Let’s start again. First, you have to decide at which luminosity you want the LED to operate. 10 to 20 mcd are reasonable values.

Then, you have to use the curve giving the luminosity in mcd as a function as the operating current in mA, to figure out how much current must flow through the LED. Usually, this is linear, so if you don’t have the datasheet at hand, you can use proportionality. Here, it looks like the LED would only need to receive 0.5mA to provide a decent brightness of 20mcd.

Then, you have to look up what would be the operating voltage for this current. It’s a curve published in the datasheet, too! You can think of it this way: the LED responds to current by a voltage across its terminals and some light emission. There’s no “right answer” as to what this current is. Different current, different consequences in terms of voltage and brightness! So look for this curve (unfortunately missing in the ahem ‘datasheet’ of your product) to figure out that at 0.5mA, the voltage drop is only 1.7V for example.

Yes, the 74hc595 which drives the LEDs can source 20mA at most per pin, and 70mA at most over all pins (so no more than 3 LEDs lit up at once). At this scale, 20mA is a lot of current - that’s enough for a complete VCF/VCA circuit.

I figured I would screw up the calculations so I hooked up a little test board with a 6V power supply figuring that was close enough to what the LEDs would see from a Shruthi. For pink, blue, green and orange, a 3.9k resistor seemed to work fine. For red and yellow, 1.3k and for UV, 360ohms. You could easily go a bit less if you wanted to, they’re still fairly bright.

Well, of course it couldn’t be that easy… Crispy eyes = bad. 20mcd luminosity is my goal.

This DigiKey data sheet is useless. I’m trying to follow the proportional extrapolations you did based on the minimal data we have from the spec. Please bear with me.

It appears you divided the maximum mcd value of this particular LED (750mcd) by the desired mcd value we want in the end (20mcd). Is that correct? You then used this result (37.5) as the factor to divide the forward current (20mA) as stated for the maximum luminosity. This makes sense to me.

((750mcd / 20mcd) / 0.02A) = 0.0005A

Hopefully I’m tracking so far.

Can you elaborate a little more on how you arrived at a voltage drop value of 1.7V? We can’t use Ohm’s Law to get this as we have no resistance value to multiply our extrapolated current value against, correct?

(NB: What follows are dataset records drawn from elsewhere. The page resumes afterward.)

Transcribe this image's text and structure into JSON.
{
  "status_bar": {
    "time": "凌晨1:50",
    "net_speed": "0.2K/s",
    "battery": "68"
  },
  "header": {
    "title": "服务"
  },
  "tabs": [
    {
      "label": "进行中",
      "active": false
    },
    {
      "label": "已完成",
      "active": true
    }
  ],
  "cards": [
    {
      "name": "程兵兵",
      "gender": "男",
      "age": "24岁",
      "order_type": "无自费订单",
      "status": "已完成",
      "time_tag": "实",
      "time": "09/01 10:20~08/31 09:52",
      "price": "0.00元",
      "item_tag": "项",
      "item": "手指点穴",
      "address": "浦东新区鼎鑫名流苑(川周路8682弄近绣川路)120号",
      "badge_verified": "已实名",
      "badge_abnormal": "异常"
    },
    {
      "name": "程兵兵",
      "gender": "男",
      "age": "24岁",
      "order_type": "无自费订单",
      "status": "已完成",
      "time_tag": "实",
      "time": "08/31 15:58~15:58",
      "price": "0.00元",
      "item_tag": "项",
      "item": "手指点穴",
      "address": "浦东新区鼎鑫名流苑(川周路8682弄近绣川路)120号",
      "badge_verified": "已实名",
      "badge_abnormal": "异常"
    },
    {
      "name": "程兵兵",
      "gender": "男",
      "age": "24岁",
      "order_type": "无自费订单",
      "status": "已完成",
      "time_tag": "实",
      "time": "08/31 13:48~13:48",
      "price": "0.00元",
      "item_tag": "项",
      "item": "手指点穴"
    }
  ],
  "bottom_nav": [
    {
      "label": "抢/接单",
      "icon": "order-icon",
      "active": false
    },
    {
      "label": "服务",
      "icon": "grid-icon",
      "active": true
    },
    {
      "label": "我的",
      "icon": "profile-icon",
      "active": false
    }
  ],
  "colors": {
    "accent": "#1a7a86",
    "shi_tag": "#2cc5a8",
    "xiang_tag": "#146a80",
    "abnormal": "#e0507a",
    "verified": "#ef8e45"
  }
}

I looked at the datasheet of a Kingbright LED which had roughly similar characteristics and found the curve there. I buy all my LEDs from Kingbright because I know I can rely on their datasheets.

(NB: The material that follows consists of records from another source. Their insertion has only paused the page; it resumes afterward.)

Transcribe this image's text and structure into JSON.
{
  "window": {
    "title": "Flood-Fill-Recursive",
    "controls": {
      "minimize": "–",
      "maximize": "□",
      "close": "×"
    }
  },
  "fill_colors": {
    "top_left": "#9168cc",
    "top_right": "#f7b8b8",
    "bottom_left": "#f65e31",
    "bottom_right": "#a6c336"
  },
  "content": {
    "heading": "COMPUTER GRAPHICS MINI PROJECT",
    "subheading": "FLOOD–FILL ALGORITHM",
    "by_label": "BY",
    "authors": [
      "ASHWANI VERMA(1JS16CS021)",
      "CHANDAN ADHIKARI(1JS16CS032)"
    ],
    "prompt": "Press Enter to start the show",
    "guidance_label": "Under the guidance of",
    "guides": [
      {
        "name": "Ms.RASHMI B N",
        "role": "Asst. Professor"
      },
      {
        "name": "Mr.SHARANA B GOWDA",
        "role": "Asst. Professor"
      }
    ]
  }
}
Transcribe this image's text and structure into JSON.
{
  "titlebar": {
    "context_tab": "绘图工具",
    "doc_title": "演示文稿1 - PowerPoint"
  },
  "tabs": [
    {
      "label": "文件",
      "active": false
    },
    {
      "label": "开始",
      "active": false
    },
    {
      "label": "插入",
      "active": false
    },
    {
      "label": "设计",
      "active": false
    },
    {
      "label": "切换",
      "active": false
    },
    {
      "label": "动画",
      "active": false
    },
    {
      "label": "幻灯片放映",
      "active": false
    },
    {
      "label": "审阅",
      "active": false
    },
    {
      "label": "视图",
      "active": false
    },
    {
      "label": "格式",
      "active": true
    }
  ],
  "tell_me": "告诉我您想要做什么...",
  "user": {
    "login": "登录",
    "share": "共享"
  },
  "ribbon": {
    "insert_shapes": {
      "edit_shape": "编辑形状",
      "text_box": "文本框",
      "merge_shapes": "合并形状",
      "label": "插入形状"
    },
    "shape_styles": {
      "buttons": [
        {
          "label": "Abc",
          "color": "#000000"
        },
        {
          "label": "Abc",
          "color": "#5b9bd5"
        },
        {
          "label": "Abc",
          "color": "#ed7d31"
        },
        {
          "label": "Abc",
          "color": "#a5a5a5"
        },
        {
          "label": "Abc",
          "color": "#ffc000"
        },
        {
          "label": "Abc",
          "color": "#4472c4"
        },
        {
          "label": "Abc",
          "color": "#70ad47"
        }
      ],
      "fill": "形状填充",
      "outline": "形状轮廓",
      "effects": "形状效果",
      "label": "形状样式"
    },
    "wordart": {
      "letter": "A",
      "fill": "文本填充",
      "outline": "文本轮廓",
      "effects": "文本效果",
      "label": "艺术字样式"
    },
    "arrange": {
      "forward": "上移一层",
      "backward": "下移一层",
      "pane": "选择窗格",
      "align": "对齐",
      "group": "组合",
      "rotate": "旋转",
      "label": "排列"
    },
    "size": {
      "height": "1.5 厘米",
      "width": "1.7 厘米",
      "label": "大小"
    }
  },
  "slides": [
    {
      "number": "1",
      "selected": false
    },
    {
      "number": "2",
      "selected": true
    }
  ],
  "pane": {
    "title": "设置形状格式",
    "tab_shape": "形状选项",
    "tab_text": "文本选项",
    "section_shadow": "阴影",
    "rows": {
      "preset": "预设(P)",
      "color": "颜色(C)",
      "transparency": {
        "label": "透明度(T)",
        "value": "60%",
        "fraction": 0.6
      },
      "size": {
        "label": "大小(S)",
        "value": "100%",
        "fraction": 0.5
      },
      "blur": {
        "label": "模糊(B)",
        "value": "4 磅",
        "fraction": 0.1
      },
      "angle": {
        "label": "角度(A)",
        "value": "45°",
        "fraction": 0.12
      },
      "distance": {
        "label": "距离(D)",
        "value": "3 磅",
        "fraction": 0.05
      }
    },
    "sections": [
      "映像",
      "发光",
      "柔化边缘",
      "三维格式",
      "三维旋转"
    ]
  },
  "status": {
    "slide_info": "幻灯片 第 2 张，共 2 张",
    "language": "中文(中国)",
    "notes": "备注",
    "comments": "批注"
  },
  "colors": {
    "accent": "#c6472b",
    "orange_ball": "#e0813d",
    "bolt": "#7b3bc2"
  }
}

This is a more reasonable 40mcd (max) rated LED. If I plan for a 20mcd luminous intensity (0.5%), for example, this would require a forward current of 10ma and a forward voltage of around 3.7v, based on my interpretation of the datasheet graphs:

20mcd luminosity - (5V – 3.7V) / 0.01A = 130 Ohms (min) R value
Or…
10mcd luminosity - (5V - 3.6V) / 0.005A = 280 Ohms (min) R value

I’ll lay this out on the breadboard and tweak the resistor value up from this range to arrive at the desired end brightness.

Thank you for taking the time to explain this, guys. I really appreciate it. It is nice to understand what exactly is going on, as opposed to just making guesses and hoping for the best.

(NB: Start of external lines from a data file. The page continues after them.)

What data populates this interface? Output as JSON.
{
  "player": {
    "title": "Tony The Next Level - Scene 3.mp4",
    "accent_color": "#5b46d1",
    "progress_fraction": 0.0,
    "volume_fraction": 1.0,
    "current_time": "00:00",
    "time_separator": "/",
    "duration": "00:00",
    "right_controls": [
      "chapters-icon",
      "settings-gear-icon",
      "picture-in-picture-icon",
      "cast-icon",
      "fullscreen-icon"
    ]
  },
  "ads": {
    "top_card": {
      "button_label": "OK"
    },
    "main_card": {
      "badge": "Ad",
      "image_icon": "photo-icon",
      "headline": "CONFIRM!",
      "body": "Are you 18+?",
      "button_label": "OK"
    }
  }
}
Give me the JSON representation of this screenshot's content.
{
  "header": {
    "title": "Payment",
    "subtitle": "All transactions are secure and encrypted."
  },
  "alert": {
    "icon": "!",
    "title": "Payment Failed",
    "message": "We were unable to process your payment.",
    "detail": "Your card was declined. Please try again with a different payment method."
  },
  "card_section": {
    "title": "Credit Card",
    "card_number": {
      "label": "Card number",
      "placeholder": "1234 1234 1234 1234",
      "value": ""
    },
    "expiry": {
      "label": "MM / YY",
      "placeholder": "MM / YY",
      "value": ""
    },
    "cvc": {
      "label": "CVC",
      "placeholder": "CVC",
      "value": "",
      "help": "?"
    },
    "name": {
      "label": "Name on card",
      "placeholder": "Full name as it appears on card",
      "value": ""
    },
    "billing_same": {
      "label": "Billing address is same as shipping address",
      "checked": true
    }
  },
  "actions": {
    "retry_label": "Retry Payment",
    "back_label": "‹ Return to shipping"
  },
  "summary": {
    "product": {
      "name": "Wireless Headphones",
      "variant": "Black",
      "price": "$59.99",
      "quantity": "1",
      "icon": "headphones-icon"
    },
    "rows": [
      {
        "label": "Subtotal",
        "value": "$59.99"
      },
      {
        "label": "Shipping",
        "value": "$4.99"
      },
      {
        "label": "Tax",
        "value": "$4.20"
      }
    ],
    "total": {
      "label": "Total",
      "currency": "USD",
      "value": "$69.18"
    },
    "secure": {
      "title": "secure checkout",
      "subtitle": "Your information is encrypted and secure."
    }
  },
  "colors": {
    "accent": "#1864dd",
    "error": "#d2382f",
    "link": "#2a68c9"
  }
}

This is good information…I used an online resistor calculator and its suggestion was way too small. I used a 1k for a blue LED and almost died at how bright it still was.

Agreed. The common answer on this topic is often a simple “use a 1k resistor or larger”, but as you allude to, depending on the specific LED you choose, individual results can vary considerably.

I know this is Electronics 101 for the more experienced souls here, and I was hesitant to start yet another “I want blue LEDs” discussion, but this thread IMO captures some valuable details on the “how” and “why” not clearly detailed elsewhere.

When all is said and done, I could very well end up using 1k resistors; but to independently understand how a given value was arrived at and to be able to make informed choices while sourcing components is the cat’s pajamas.